You are encouraged to voice your concern on your own behalf, or on behalf of someone else.
The consent of the vulnerable adult must be obtained except where:
• The vulnerable adult lacks the mental capacity to make a decision (Mental Capacity Act 2005), and a risk assessment indicates that referral would be in their best interests
• Others may be at risk
• A crime has been committed
Contact Safeguarding Team (any of its members) immediately.

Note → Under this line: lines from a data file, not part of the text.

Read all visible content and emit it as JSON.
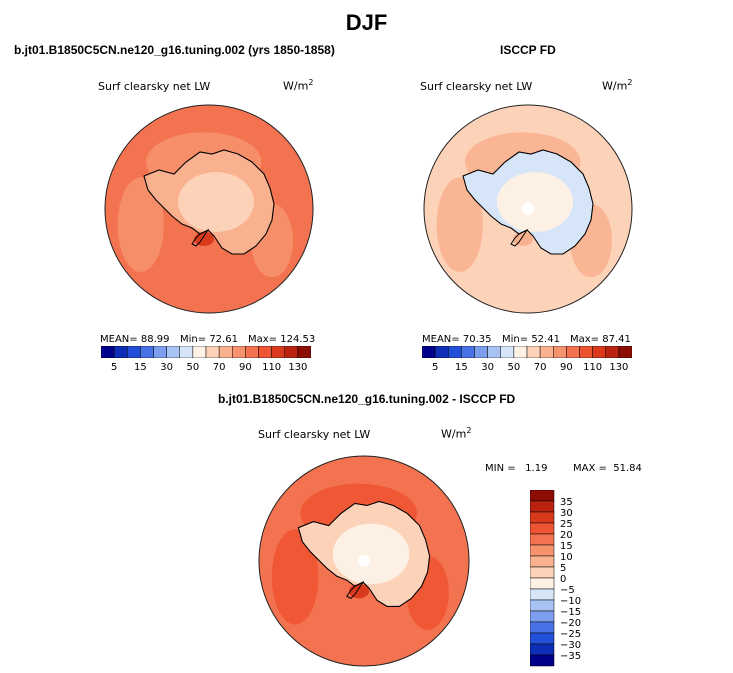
{
  "title": "DJF",
  "palette": [
    "#00008b",
    "#0c2fb5",
    "#2350d8",
    "#4a72e8",
    "#7d9eef",
    "#a9c2f4",
    "#d6e6f8",
    "#fdf0e4",
    "#fcd2b8",
    "#f9b190",
    "#f6926c",
    "#f37351",
    "#ee5432",
    "#d93a1c",
    "#b8220f",
    "#8c0d04"
  ],
  "panel_left": {
    "title": "b.jt01.B1850C5CN.ne120_g16.tuning.002 (yrs 1850-1858)",
    "variable": "Surf clearsky net LW",
    "units": "W/m",
    "units_sup": "2",
    "mean_label": "MEAN=",
    "mean": "88.99",
    "min_label": "Min=",
    "min": "72.61",
    "max_label": "Max=",
    "max": "124.53",
    "colors": {
      "ocean": "#f37351",
      "ocean_alt": "#f6926c",
      "land": "#fcd2b8",
      "land_alt": "#f9b190",
      "hot": "#d93a1c"
    }
  },
  "panel_right": {
    "title": "ISCCP FD",
    "variable": "Surf clearsky net LW",
    "units": "W/m",
    "units_sup": "2",
    "mean_label": "MEAN=",
    "mean": "70.35",
    "min_label": "Min=",
    "min": "52.41",
    "max_label": "Max=",
    "max": "87.41",
    "colors": {
      "ocean": "#fcd2b8",
      "ocean_alt": "#f9b190",
      "land": "#fdf0e4",
      "land_alt": "#d6e6f8",
      "hot": "#f9b190"
    }
  },
  "panel_diff": {
    "title": "b.jt01.B1850C5CN.ne120_g16.tuning.002 - ISCCP FD",
    "variable": "Surf clearsky net LW",
    "units": "W/m",
    "units_sup": "2",
    "min_label": "MIN =",
    "min": "1.19",
    "max_label": "MAX =",
    "max": "51.84",
    "colors": {
      "ocean": "#f37351",
      "ocean_alt": "#ee5432",
      "land": "#fdf0e4",
      "land_alt": "#fcd2b8",
      "hot": "#d93a1c"
    }
  },
  "colorbar_h_ticks": [
    "5",
    "15",
    "30",
    "50",
    "70",
    "90",
    "110",
    "130"
  ],
  "colorbar_v_labels": [
    "35",
    "30",
    "25",
    "20",
    "15",
    "10",
    "5",
    "0",
    "−5",
    "−10",
    "−15",
    "−20",
    "−25",
    "−30",
    "−35"
  ],
  "colorbar_v_colors": [
    "#8c0d04",
    "#b8220f",
    "#d93a1c",
    "#ee5432",
    "#f37351",
    "#f6926c",
    "#f9b190",
    "#fcd2b8",
    "#fdf0e4",
    "#d6e6f8",
    "#a9c2f4",
    "#7d9eef",
    "#4a72e8",
    "#2350d8",
    "#0c2fb5",
    "#00008b"
  ]
}
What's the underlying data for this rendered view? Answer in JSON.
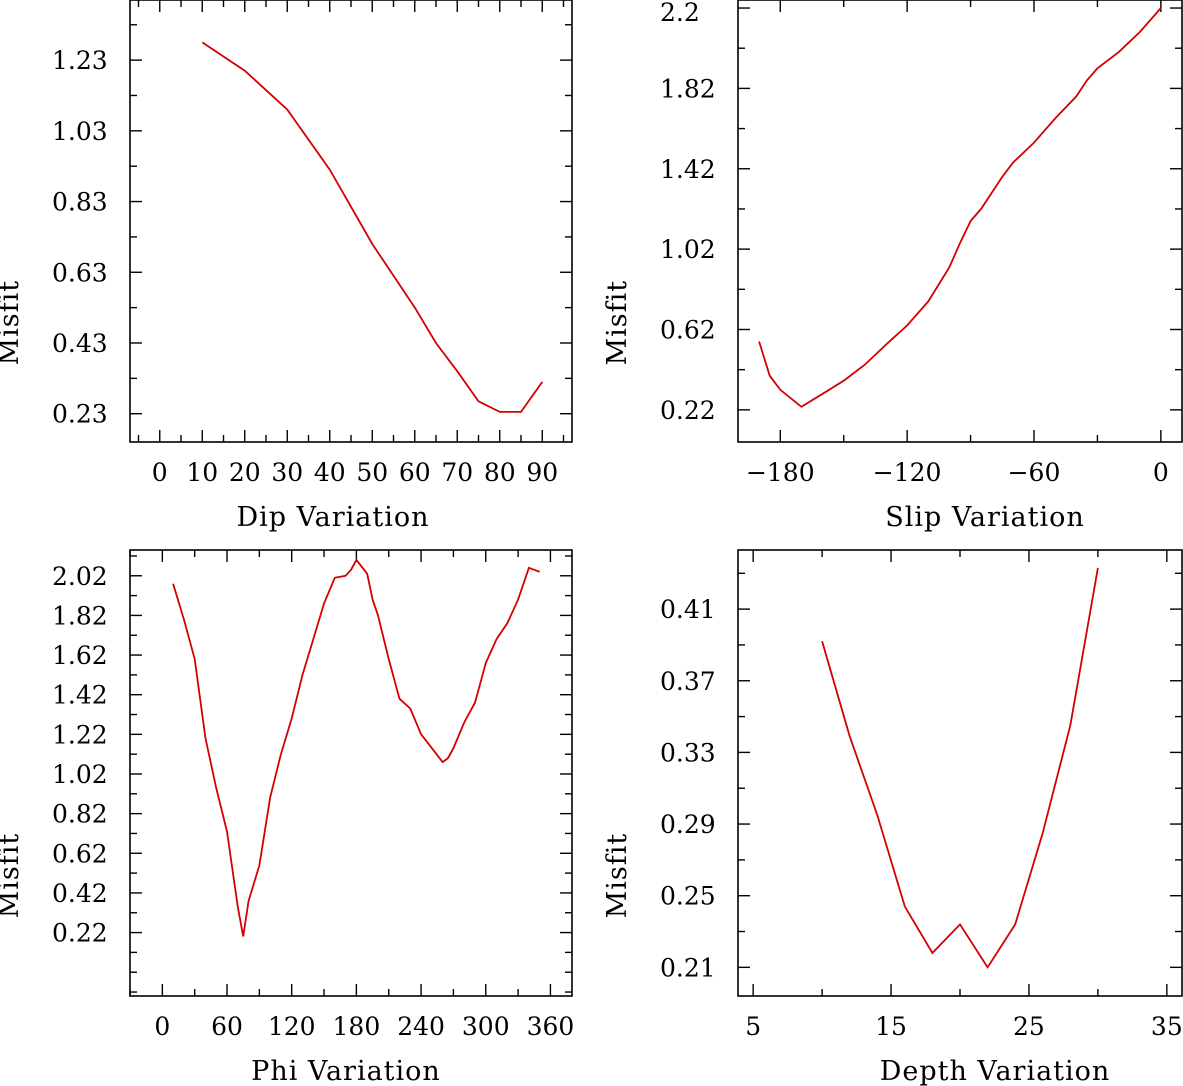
{
  "colors": {
    "series": "#d40000",
    "axes": "#000000",
    "background": "#ffffff"
  },
  "chart_data": [
    {
      "type": "line",
      "title": "",
      "xlabel": "Dip    Variation",
      "ylabel": "Misfit",
      "xlim": [
        -7,
        97
      ],
      "ylim": [
        0.15,
        1.4
      ],
      "grid": false,
      "xticks": [
        "0",
        "10",
        "20",
        "30",
        "40",
        "50",
        "60",
        "70",
        "80",
        "90"
      ],
      "yticks": [
        "0.23",
        "0.43",
        "0.63",
        "0.83",
        "1.03",
        "1.23"
      ],
      "x": [
        10,
        20,
        30,
        40,
        50,
        60,
        65,
        70,
        75,
        80,
        85,
        90
      ],
      "y": [
        1.28,
        1.2,
        1.09,
        0.92,
        0.71,
        0.53,
        0.43,
        0.35,
        0.265,
        0.235,
        0.235,
        0.32
      ]
    },
    {
      "type": "line",
      "title": "",
      "xlabel": "Slip    Variation",
      "ylabel": "Misfit",
      "xlim": [
        -200,
        10
      ],
      "ylim": [
        0.06,
        2.26
      ],
      "grid": false,
      "xticks": [
        "-180",
        "-120",
        "-60",
        "0"
      ],
      "yticks": [
        "0.22",
        "0.62",
        "1.02",
        "1.42",
        "1.82",
        "2.2"
      ],
      "x": [
        -190,
        -185,
        -180,
        -170,
        -160,
        -150,
        -140,
        -130,
        -120,
        -110,
        -100,
        -95,
        -90,
        -85,
        -80,
        -75,
        -70,
        -60,
        -50,
        -40,
        -35,
        -30,
        -20,
        -10,
        0
      ],
      "y": [
        0.56,
        0.39,
        0.32,
        0.235,
        0.3,
        0.365,
        0.445,
        0.545,
        0.64,
        0.76,
        0.93,
        1.05,
        1.16,
        1.22,
        1.3,
        1.38,
        1.45,
        1.55,
        1.67,
        1.78,
        1.86,
        1.92,
        2.0,
        2.1,
        2.22
      ]
    },
    {
      "type": "line",
      "title": "",
      "xlabel": "Phi    Variation",
      "ylabel": "Misfit",
      "xlim": [
        -30,
        380
      ],
      "ylim": [
        -0.1,
        2.15
      ],
      "grid": false,
      "xticks": [
        "0",
        "60",
        "120",
        "180",
        "240",
        "300",
        "360"
      ],
      "yticks": [
        "0.22",
        "0.42",
        "0.62",
        "0.82",
        "1.02",
        "1.22",
        "1.42",
        "1.62",
        "1.82",
        "2.02"
      ],
      "x": [
        10,
        20,
        30,
        35,
        40,
        50,
        60,
        70,
        75,
        80,
        90,
        100,
        110,
        120,
        130,
        140,
        150,
        160,
        170,
        175,
        180,
        190,
        195,
        200,
        210,
        220,
        230,
        240,
        250,
        260,
        265,
        270,
        280,
        290,
        300,
        310,
        320,
        330,
        340,
        345,
        350
      ],
      "y": [
        1.98,
        1.8,
        1.6,
        1.4,
        1.2,
        0.95,
        0.73,
        0.35,
        0.2,
        0.38,
        0.56,
        0.9,
        1.12,
        1.3,
        1.52,
        1.7,
        1.88,
        2.01,
        2.02,
        2.05,
        2.1,
        2.03,
        1.9,
        1.82,
        1.6,
        1.4,
        1.35,
        1.22,
        1.15,
        1.08,
        1.1,
        1.15,
        1.28,
        1.38,
        1.58,
        1.7,
        1.78,
        1.9,
        2.06,
        2.05,
        2.04
      ]
    },
    {
      "type": "line",
      "title": "",
      "xlabel": "Depth    Variation",
      "ylabel": "Misfit",
      "xlim": [
        3.9,
        36.1
      ],
      "ylim": [
        0.194,
        0.443
      ],
      "grid": false,
      "xticks": [
        "5",
        "15",
        "25",
        "35"
      ],
      "yticks": [
        "0.21",
        "0.25",
        "0.29",
        "0.33",
        "0.37",
        "0.41"
      ],
      "x": [
        10,
        12,
        14,
        16,
        18,
        20,
        22,
        24,
        26,
        28,
        30
      ],
      "y": [
        0.392,
        0.339,
        0.295,
        0.244,
        0.218,
        0.234,
        0.21,
        0.234,
        0.285,
        0.345,
        0.433
      ]
    }
  ]
}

The Safeguarding Team will consider the following:
• The wishes of the vulnerable adult and their right to self-determination
• The mental capacity of the vulnerable adult
• Known indicators of abuse
• Definitions of abuse
• Level of risk to the individual
• The seriousness of the abuse
• The effect of the abuse on the individual
• Level of risk to others
• The effect of the abuse on others
• Whether a criminal offence has been committed
• Whether other statutory obligations have been breached
Depending on the above, the Safeguarding Team may choose to inform relevant services (incl. police, local council, social services etc.), discuss the matter further within the Shrimalagana student group or among trustees, initiate Grievance Process, or other appropriate courses of action.
In the spirit of reconciliation and healing, the Awakened Heart Sangha may offer emotional and spiritual support for all who have been affected by abuse that occurred within the organisation. This would take form of the Grievance Process involving several meetings oriented around empathy, healing and restoration. This would be an expression of the Awakened Heart Sangha’s commitment to the promotion of wellbeing of all its members, and those who came into contact with it. It is an act of good and free will of all involved, and would be conducted by appropriately trained members to bring about restorative justice within the organisation.
This document is to be read in conjunction with the Awakened Heart Sangha’s Child protection policy and Child protection code of conduct.
Published 2020 by the trustees of The Shrimala Trust.